Zudem versäumte es Chávez, neben dem Öl weitere Industrien aufzubauen. Weil alles mit Petrodollars importiert werden kann, wird in Venezuela nichts mehr produziert. Es ist zeitweise einfacher, in Caracas Whisky zu kaufen als Milch. Mal fehlt Reis, dann Mehl, dann Butter. Chavez` Rezept: Die Regierung lässt unter großem Tamtam die Lagerhäuser privater Unternehmen öffnen. Hinzu gesellt sich eine galoppierende Inflation. Doch weder mit ihr noch mit der extrem hohen Kriminalität oder der ausufernden Vetternwirtschaft bringen die Chavisten ihren Führer in Verbindung. Er steht über den Dingen, ähnlich wie sein Vorbild Fidel Castro in Kuba, wo er sich zuletzt zu langwierigen Operationen aufhielt.

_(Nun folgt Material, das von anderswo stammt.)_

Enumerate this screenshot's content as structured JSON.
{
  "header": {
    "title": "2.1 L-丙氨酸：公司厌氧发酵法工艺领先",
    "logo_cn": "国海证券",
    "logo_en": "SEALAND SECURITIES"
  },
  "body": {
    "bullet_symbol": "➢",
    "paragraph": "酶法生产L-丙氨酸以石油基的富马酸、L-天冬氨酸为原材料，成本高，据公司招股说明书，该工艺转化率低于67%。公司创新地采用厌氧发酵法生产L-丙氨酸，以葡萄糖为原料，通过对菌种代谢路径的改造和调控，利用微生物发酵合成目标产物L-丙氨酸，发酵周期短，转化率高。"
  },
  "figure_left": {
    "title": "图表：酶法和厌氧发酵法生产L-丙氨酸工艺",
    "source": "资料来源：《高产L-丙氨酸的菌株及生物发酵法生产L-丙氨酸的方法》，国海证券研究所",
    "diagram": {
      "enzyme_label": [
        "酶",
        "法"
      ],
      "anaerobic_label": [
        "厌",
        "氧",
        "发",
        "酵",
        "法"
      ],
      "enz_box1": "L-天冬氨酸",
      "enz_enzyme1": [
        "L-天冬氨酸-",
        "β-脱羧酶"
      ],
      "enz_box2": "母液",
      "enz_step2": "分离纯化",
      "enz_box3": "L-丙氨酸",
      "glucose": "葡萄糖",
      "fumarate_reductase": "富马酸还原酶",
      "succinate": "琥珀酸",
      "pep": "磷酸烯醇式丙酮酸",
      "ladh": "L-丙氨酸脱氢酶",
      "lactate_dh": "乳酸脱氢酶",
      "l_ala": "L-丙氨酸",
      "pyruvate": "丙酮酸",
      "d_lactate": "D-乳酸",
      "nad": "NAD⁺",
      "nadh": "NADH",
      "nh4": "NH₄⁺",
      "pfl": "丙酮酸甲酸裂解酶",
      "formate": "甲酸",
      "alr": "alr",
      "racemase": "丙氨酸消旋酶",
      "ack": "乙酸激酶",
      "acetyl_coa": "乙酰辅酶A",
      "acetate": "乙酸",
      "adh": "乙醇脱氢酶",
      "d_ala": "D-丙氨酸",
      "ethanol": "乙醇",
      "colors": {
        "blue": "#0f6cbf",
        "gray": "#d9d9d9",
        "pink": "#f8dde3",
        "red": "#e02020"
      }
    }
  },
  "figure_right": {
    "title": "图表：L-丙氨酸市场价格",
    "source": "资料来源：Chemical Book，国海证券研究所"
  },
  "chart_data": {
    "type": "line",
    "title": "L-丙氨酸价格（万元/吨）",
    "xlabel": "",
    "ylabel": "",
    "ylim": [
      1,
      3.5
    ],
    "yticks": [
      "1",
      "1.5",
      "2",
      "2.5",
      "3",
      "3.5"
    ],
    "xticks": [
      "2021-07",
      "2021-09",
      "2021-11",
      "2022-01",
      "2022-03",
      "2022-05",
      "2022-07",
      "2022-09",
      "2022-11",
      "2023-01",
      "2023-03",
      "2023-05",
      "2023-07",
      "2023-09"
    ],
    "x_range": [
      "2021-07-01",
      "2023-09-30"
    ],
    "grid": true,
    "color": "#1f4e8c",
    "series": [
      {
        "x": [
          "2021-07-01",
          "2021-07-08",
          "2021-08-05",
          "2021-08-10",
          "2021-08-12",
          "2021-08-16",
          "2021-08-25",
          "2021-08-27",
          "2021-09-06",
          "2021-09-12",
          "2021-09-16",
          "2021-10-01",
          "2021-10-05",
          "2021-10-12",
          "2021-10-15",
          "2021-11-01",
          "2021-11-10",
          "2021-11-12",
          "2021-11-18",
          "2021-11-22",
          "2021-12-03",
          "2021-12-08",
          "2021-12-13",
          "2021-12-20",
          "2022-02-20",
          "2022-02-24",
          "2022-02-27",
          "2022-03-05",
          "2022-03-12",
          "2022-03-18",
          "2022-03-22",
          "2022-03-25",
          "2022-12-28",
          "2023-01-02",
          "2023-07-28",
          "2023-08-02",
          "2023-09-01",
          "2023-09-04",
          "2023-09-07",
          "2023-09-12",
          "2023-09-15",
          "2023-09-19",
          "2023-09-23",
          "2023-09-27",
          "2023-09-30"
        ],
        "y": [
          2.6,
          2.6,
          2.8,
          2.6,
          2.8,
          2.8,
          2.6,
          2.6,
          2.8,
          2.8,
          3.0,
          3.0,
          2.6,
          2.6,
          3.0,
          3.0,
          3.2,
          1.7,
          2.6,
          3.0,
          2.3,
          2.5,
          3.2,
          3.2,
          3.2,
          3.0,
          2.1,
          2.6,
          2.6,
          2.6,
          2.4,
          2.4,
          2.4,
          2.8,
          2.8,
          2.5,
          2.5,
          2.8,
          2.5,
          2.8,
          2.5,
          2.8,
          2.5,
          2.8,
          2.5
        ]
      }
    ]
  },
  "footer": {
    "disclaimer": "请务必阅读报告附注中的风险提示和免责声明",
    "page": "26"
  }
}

Im Rest des Kontinents betrachtete man Chávez mit gemischten Gefühlen. Er war der radikalste Vertreter der neuen Linken und stahl Sozialdemokraten wie Lula da Silva die Show. Dass „dieser Chávez nervt“, stöhnte der Brasilianer. Die US-Regierung sah in Chávez unterdessen eine „Gefahr für die Region“. Dabei war er vor allem eine Gefahr für die Hegemonie der USA. Chávez strebte „La Gran Patria Latinoamericana“ an. Er gründete mit Ecuador, Kuba, Bolivien und Nikaragua den Wirtschaftsverbund ALBA, der auf dem Tauschhandel beruht: venezolanisches Öl gegen kubanische Augenärzte. Außerdem hat er sein Land in den Wirtschaftsraum Mercosur mit Argentinien, Brasilien und Uruguay geführt. Kleine karibische Nationen sowie Slums in den USA beliefert er mit günstigem Öl. Gleichzeitig hat er sich jedoch auch mit Gestalten wie Ahmadinedschad und Alexander Lukaschenko verbrüdert, weil diese vom „bösen Imperium“ USA bedroht werden. Genau wie er. Chávez' Weltbild ist schwarzweiß: „Sozialismus oder Tod!“

Von Napoleon, sagte Chávez einmal, habe er gelernt, dass es die historische Stunde, die strategische Minute und die taktische Sekunde gebe. Nun hat seine Zeit nicht einmal mehr gereicht, um seine vierte Amtsperiode auszufüllen. Er hinterlässt vier Kinder von zwei Frauen und 30 Millionen Venezolaner, die nicht wissen, wie es weitergehen wird. „Wir sind nicht perfekt, aber wir haben Demokratie“, sagte Hugo Chávez einmal. Das zumindest ist nicht so leicht zu bestreiten.